Et puis qui ne sait pas que la mer amoureuse
En sa bonace même est toujours dangereuse.
Et qu’on y voit toujours quelques nouveaux rochers
Inconnus aux nochers[1] ?
C’est ainsi déjà que Remy Belleau et les poètes du XVIe siècle, à l’instar des Italiens, « s’embarquaient à aimer[2] », que Régnier « se remet en mer[3] », que Voiture « s’embarque dessus la même mer où il pensa tant de fois abîmer[4] », que La Fontaine s’écrie :
Me voici rembarqué sur la mer amoureuse,
Moi pour qui tant de fois elle fut malheureuse[5].
- ↑
Malh., I, 29. Cf. :
Ah ! non si fidi alcun, perche sereno
Volto l’inviti el’ sentier piano mostri,
Nel pelato d’amor spiegar le vele.
Cosí l’infido mar placido il seno
Scopre, e i nocchieri alleta, e poi crudele
Gli affonda e perde tra i scogli e i mostri.(T. Tasso, Rime diverse, I, Sonnet : I’ vidi un tempo).La strophe de Malherbe n’a été ajoutée que dans la deuxième édition de la pièce (en 1627) ; elle a donc été composée dans le temps où Malherbe fréquente l’hôtel de Rambouillet et où il admire si fort le Tasse.

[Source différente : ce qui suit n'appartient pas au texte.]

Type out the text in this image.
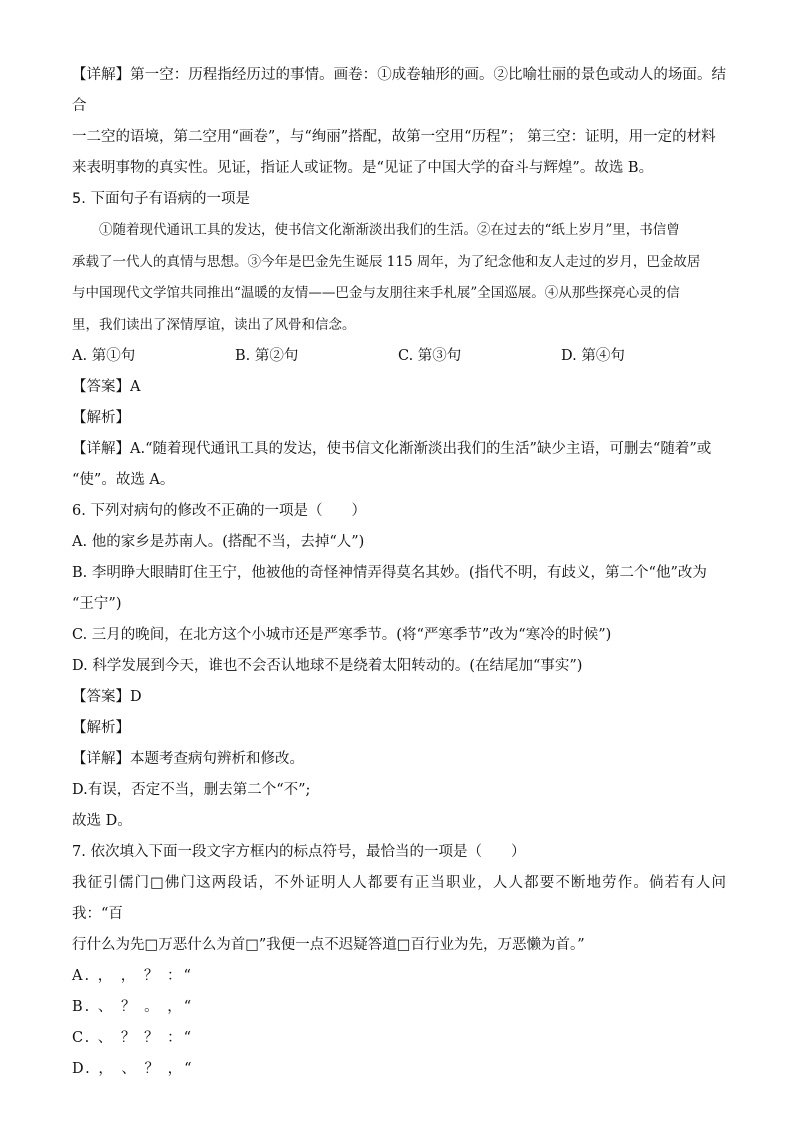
【详解】第一空：历程指经历过的事情。画卷：①成卷轴形的画。②比喻壮丽的景色或动人的场面。结合

一二空的语境，第二空用“画卷”，与“绚丽”搭配，故第一空用“历程”； 第三空：证明，用一定的材料

来表明事物的真实性。见证，指证人或证物。是“见证了中国大学的奋斗与辉煌”。故选 B。

5. 下面句子有语病的一项是

①随着现代通讯工具的发达，使书信文化渐渐淡出我们的生活。②在过去的“纸上岁月”里，书信曾

承载了一代人的真情与思想。③今年是巴金先生诞辰 115 周年，为了纪念他和友人走过的岁月，巴金故居

与中国现代文学馆共同推出“温暖的友情——巴金与友朋往来手札展”全国巡展。④从那些探亮心灵的信

里，我们读出了深情厚谊，读出了风骨和信念。

A. 第①句	B. 第②句	C. 第③句	D. 第④句

【答案】A

【解析】

【详解】A.“随着现代通讯工具的发达，使书信文化渐渐淡出我们的生活”缺少主语，可删去“随着”或

“使”。故选 A。

6. 下列对病句的修改不正确的一项是（　　）

A. 他的家乡是苏南人。(搭配不当，去掉“人”)

B. 李明睁大眼睛盯住王宁，他被他的奇怪神情弄得莫名其妙。(指代不明，有歧义，第二个“他”改为

“王宁”)

C. 三月的晚间，在北方这个小城市还是严寒季节。(将“严寒季节”改为“寒冷的时候”)

D. 科学发展到今天，谁也不会否认地球不是绕着太阳转动的。(在结尾加“事实”)

【答案】D

【解析】

【详解】本题考查病句辨析和修改。

D.有误，否定不当，删去第二个“不”;

故选 D。

7. 依次填入下面一段文字方框内的标点符号，最恰当的一项是（　　）

我征引儒门□佛门这两段话，不外证明人人都要有正当职业，人人都要不断地劳作。倘若有人问我：“百

行什么为先□万恶什么为首□”我便一点不迟疑答道□百行业为先，万恶懒为首。”

A. ， ， ？ ：“

B. 、 ？ 。 ，“

C. 、 ？ ？ ：“

D. ， 、 ？ ，“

- ↑ Remy Belleau, t. II, p. 192.
- ↑ Régnier, Épître II, v. 96 ; cf. aussi Satire XVI (ou Épître II) À Fourquevaux, v. 54 et 55.
- ↑ Voiture, Élégie II, v. 7 et 8.
- ↑ La Fontaine, Élégie III (éd. des grands écrivains, t. VIII, p. 363). De même Brantôme, t. X, p. 425, 427. Cf. encore Corneille, Le Cid, II, iii :
Chimène. — Mon cœur outré d’ennuis n’ose rien espérer.
Un orage si prompt, qui trouble une bonace,
D’un naufrage certain nous porte la menace :
Je n’en saurois douter, je péris dans le port.